Artificial intelligence for immunotherapy response assessment in lung cancer using PET/CT reports.
Authors
Affiliations (5)
Affiliations (5)
- Department of Medical Oncology, Baskent University Faculty of Medicine, Ankara, Türkiye. [email protected].
- Department of Medical Oncology, Baskent University Faculty of Medicine, Ankara, Türkiye.
- Department of Nuclear Medicine, Baskent University Faculty of Medicine, Ankara, Türkiye.
- Baskent University Faculty of Medicine, Ankara, Türkiye.

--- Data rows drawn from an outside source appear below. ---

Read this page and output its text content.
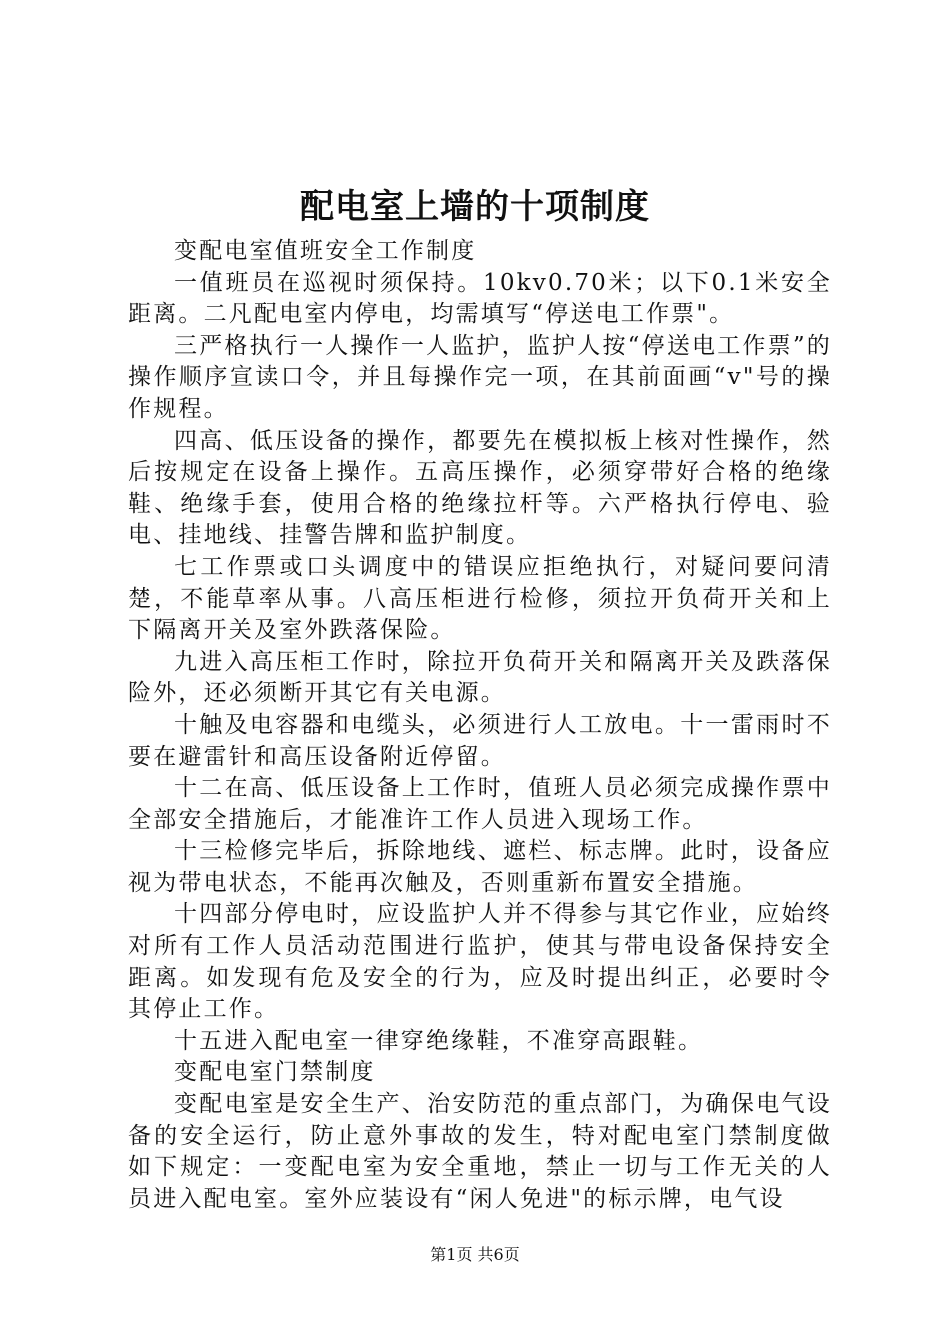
配电室上墙的十项制度

变配电室值班安全工作制度

一值班员在巡视时须保持。10kv0.70米；以下0.1米安全距离。二凡配电室内停电，均需填写“停送电工作票"。

三严格执行一人操作一人监护，监护人按“停送电工作票”的操作顺序宣读口令，并且每操作完一项，在其前面画“v"号的操作规程。

四高、低压设备的操作，都要先在模拟板上核对性操作，然后按规定在设备上操作。五高压操作，必须穿带好合格的绝缘鞋、绝缘手套，使用合格的绝缘拉杆等。六严格执行停电、验电、挂地线、挂警告牌和监护制度。

七工作票或口头调度中的错误应拒绝执行，对疑问要问清楚，不能草率从事。八高压柜进行检修，须拉开负荷开关和上下隔离开关及室外跌落保险。

九进入高压柜工作时，除拉开负荷开关和隔离开关及跌落保险外，还必须断开其它有关电源。

十触及电容器和电缆头，必须进行人工放电。十一雷雨时不要在避雷针和高压设备附近停留。

十二在高、低压设备上工作时，值班人员必须完成操作票中全部安全措施后，才能准许工作人员进入现场工作。

十三检修完毕后，拆除地线、遮栏、标志牌。此时，设备应视为带电状态，不能再次触及，否则重新布置安全措施。

十四部分停电时，应设监护人并不得参与其它作业，应始终对所有工作人员活动范围进行监护，使其与带电设备保持安全距离。如发现有危及安全的行为，应及时提出纠正，必要时令其停止工作。

十五进入配电室一律穿绝缘鞋，不准穿高跟鞋。

变配电室门禁制度

变配电室是安全生产、治安防范的重点部门，为确保电气设备的安全运行，防止意外事故的发生，特对配电室门禁制度做如下规定：一变配电室为安全重地，禁止一切与工作无关的人员进入配电室。室外应装设有“闲人免进"的标示牌，电气设

第1页 共6页
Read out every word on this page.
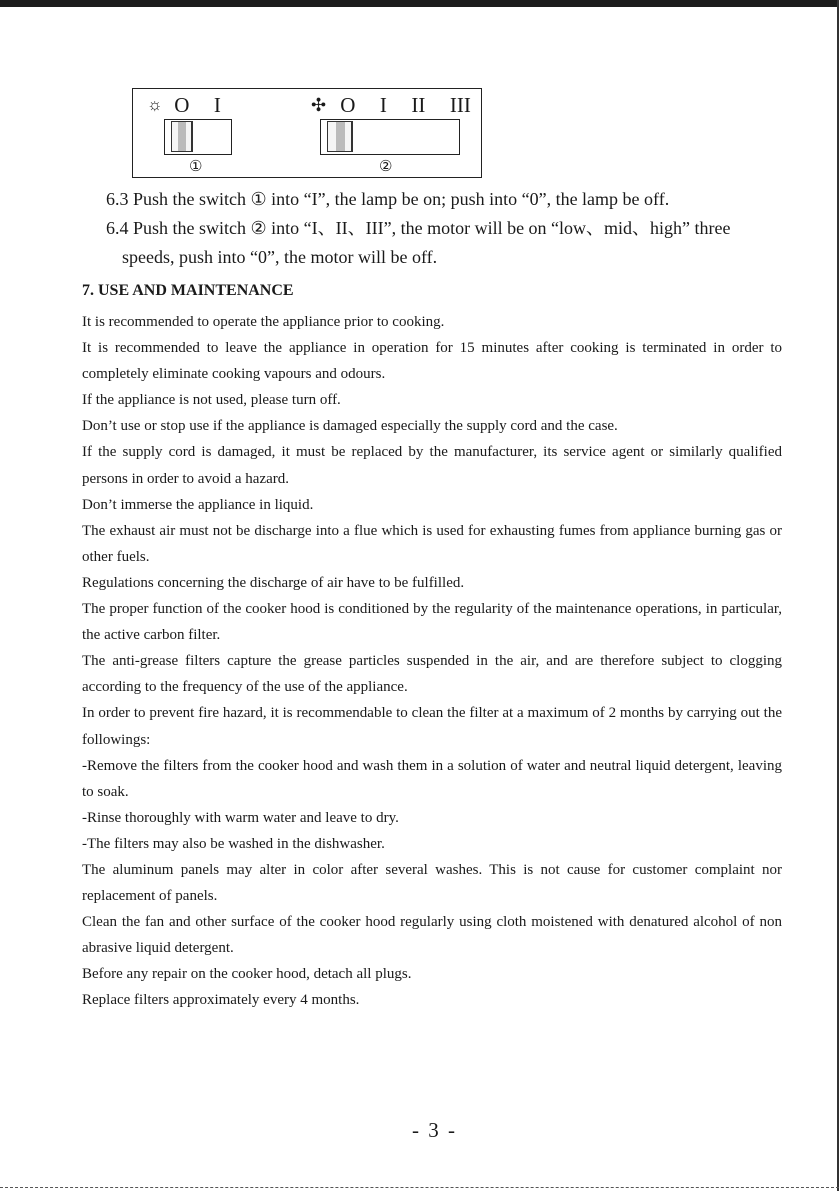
☼ O I	✣ O I II III
①	②
6.3 Push the switch ① into “I”, the lamp be on; push into “0”, the lamp be off.
6.4 Push the switch ② into “I、II、III”, the motor will be on “low、mid、high” three
speeds, push into “0”, the motor will be off.
7. USE AND MAINTENANCE

It is recommended to operate the appliance prior to cooking.

It is recommended to leave the appliance in operation for 15 minutes after cooking is terminated in order to completely eliminate cooking vapours and odours.

If the appliance is not used, please turn off.

Don’t use or stop use if the appliance is damaged especially the supply cord and the case.

If the supply cord is damaged, it must be replaced by the manufacturer, its service agent or similarly qualified persons in order to avoid a hazard.

Don’t immerse the appliance in liquid.

The exhaust air must not be discharge into a flue which is used for exhausting fumes from appliance burning gas or other fuels.

Regulations concerning the discharge of air have to be fulfilled.

The proper function of the cooker hood is conditioned by the regularity of the maintenance operations, in particular, the active carbon filter.

The anti-grease filters capture the grease particles suspended in the air, and are therefore subject to clogging according to the frequency of the use of the appliance.

In order to prevent fire hazard, it is recommendable to clean the filter at a maximum of 2 months by carrying out the followings:

-Remove the filters from the cooker hood and wash them in a solution of water and neutral liquid detergent, leaving to soak.

-Rinse thoroughly with warm water and leave to dry.

-The filters may also be washed in the dishwasher.

The aluminum panels may alter in color after several washes. This is not cause for customer complaint nor replacement of panels.

Clean the fan and other surface of the cooker hood regularly using cloth moistened with denatured alcohol of non abrasive liquid detergent.

Before any repair on the cooker hood, detach all plugs.

Replace filters approximately every 4 months.

- 3 -
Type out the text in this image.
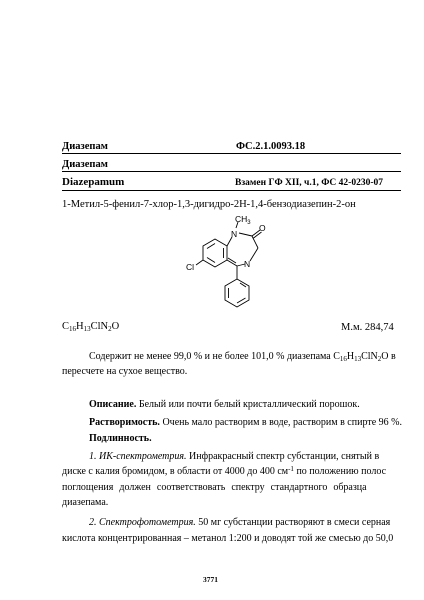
Диазепам	ФС.2.1.0093.18
Диазепам
Diazepamum	Взамен ГФ XII, ч.1, ФС 42-0230-07
1-Метил-5-фенил-7-хлор-1,3-дигидро-2Н-1,4-бензодиазепин-2-он
N
$CH_3$ O
N
Cl
$C_{16}H_{13}ClN_2O$	М.м. 284,74
Содержит не менее 99,0 % и не более 101,0 % диазепама $C_{16}H_{13}ClN_2O$ в
пересчете на сухое вещество.
Описание. Белый или почти белый кристаллический порошок.
Растворимость. Очень мало растворим в воде, растворим в спирте 96 %.
Подлинность.
1. ИК-спектрометрия. Инфракрасный спектр субстанции, снятый в
диске с калия бромидом, в области от 4000 до 400 $см^{-1}$ по положению полос
поглощения должен соответствовать спектру стандартного образца
диазепама.
2. Спектрофотометрия. 50 мг субстанции растворяют в смеси серная
кислота концентрированная – метанол 1:200 и доводят той же смесью до 50,0
3771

- Department of Medical Informatics, Baskent University Faculty of Medicine, Ankara, Türkiye.
Abstract
Accurate and timely assessment of immunotherapy response is vital for optimizing lung cancer management. This study evaluates the efficacy of large language models (LLMs) in automating response assessment using positron emission tomography/computed tomography (PET/CT) reports based on the European Organization for Research and Treatment of Cancer (EORTC) criteria. An effective prompting strategy was developed using Google Gemini 2.5 Pro Experimental 03-25, with explicit instructions for applying EORTC criteria via few-shot prompting. This prompt was then tested with both Gemini 2.5 Pro and OpenAI ChatGPT 4o to assess cross-model performance. Pre- and post-immunotherapy PET-CT reports in text format from 36 lung cancer patients were independently classified by the LLMs and an experienced nuclear medicine specialist. Performance metrics, including precision, recall, F1-score, and support, were calculated for each response category. Inter-rater agreement was assessed using Cohen's Kappa. The nuclear medicine specialist classified 5, 21, 6, and 4 reports as complete metabolic response (CMR), progressive metabolic disease (PMD), partial metabolic response (PMR), and stable metabolic disease (SMD), respectively, while Gemini 2.5 Pro classified 4, 21, 8, and 3 of them. Gemini achieved an overall accuracy of 94% and demonstrated strong agreement with the expert (overall Cohen's Kappa: 0.907). F1-scores were 0.86 for PMR and SMD, 0.89 for CMR, and 1.00 for PMD, with per-label Kappa scores ranging from 0.824 (PMR) to 1.00 (PMD). In comparison, ChatGPT 4o achieved perfect agreement with the expert across all 36 cases (accuracy = 100%, Cohen's Kappa = 1.000). When guided by a structured and task-specific prompt, both Gemini 2.5 Pro and ChatGPT 4o demonstrated strong capability for automating accurate immunotherapy response assessment in lung cancer using PET-CT reports. These results underscore the potential of LLMs to streamline clinical workflows and improve efficiency. Validation with larger data sets is warranted to support clinical implementation.